What is lateral reading and how is it different from CRAAP?
Lateral reading means opening new tabs to check what independent sources say about a source, its author, and its publisher, instead of evaluating the source only by reading it more carefully on its own page. It is an approach, not a checklist, and research on professional fact-checkers’ behavior found it more effective than vertical, in-page evaluation.
What is the SIFT method?
A four-step alternative to checklist source evaluation: Stop, Investigate the source, Find better coverage, and Trace claims to their original context. It is built around the same lateral-reading discipline as the scholarly-specific checks in this guide.

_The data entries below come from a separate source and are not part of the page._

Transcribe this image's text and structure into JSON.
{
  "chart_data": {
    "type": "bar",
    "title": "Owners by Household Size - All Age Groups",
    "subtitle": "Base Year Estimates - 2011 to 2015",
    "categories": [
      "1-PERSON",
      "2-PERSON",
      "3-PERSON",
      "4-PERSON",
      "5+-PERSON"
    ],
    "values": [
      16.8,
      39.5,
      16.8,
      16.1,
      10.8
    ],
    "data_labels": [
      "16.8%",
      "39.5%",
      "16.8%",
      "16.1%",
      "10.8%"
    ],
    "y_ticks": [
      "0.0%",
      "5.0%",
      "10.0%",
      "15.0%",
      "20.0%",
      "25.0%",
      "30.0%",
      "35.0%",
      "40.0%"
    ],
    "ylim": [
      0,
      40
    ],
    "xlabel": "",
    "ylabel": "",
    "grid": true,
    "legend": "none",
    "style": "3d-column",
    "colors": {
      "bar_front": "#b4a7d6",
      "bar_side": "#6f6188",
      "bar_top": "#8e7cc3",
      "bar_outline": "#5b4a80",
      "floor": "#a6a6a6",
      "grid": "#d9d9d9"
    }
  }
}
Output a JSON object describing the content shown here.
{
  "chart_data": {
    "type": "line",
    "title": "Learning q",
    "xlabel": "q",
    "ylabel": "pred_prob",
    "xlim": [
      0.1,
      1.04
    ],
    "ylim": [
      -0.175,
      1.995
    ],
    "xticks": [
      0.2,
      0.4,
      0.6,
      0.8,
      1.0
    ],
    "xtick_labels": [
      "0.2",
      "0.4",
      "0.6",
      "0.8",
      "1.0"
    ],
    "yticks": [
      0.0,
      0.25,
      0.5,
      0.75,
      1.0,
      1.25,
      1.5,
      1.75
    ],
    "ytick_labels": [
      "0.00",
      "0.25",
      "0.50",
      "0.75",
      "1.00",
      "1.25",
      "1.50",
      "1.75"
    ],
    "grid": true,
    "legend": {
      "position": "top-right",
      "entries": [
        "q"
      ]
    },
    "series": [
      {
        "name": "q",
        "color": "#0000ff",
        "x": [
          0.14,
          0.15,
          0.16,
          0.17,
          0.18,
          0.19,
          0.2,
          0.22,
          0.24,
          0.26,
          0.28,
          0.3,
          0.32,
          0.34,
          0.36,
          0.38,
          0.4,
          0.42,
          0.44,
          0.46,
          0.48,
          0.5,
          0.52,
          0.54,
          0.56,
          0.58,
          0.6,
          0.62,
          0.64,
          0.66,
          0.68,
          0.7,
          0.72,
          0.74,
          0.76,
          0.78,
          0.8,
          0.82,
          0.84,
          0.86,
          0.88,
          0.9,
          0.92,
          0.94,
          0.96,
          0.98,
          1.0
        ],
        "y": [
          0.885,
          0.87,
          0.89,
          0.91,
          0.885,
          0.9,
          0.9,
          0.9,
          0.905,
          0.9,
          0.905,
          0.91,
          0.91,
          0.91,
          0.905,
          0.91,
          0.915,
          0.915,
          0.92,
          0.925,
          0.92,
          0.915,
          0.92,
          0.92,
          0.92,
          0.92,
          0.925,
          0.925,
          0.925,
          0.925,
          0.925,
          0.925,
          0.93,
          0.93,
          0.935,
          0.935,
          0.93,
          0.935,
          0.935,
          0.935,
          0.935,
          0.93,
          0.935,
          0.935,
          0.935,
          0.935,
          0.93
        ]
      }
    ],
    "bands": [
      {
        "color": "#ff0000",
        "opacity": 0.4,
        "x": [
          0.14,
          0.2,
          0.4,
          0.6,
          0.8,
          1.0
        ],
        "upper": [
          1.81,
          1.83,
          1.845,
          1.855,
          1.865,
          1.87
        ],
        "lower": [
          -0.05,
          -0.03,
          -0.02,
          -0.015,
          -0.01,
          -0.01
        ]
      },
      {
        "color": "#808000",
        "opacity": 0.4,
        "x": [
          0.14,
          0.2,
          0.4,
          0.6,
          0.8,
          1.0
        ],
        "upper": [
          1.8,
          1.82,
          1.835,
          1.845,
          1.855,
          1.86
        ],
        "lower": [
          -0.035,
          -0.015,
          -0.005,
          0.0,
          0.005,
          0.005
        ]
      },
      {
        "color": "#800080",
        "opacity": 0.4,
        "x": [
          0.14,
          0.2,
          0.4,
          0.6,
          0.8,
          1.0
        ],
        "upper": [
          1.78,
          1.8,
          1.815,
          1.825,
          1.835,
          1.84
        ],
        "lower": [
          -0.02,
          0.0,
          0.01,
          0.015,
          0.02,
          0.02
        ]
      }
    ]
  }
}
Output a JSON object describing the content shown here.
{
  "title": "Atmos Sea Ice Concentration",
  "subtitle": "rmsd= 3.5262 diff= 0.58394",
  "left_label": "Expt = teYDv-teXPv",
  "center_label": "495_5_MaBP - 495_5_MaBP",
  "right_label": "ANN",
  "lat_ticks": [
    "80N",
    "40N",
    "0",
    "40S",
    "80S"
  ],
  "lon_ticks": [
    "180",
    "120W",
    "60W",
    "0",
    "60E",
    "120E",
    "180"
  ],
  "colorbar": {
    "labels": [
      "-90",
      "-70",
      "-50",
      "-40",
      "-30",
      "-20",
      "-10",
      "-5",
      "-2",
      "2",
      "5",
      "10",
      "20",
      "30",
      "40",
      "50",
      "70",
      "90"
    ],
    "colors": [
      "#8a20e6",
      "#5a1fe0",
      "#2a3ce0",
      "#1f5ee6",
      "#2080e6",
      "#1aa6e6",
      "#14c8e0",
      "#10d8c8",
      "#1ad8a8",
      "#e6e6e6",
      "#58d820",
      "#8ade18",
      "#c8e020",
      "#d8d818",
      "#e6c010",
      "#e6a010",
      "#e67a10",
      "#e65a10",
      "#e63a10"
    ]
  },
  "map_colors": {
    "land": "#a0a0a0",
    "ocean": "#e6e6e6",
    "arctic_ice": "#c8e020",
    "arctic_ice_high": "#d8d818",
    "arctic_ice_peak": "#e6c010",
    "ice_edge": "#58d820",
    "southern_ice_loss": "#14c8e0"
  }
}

How do I check if a journal is predatory?
Check whether it is indexed in DOAJ (for open access), Scopus, or Web of Science’s Master Journal List; verify the editorial board independently; and watch for aggressive solicitation, undisclosed fees, and implausibly fast review. See CASRAI’s full guide on identifying predatory journals and publishers.
Can I trust a citation an AI chatbot gives me?
Not without checking it. AI tools can fabricate plausible-looking citations — real-sounding authors, journals, and DOIs that do not correspond to an actual publication. Always locate and read the actual source before citing it.
What should I do when two credible sources disagree?
Check whether they are actually answering the same question, check whether either has been corrected or retracted, weigh study design rather than recency alone, and if the disagreement is genuinely unresolved in the field, say so in your own writing rather than picking a side.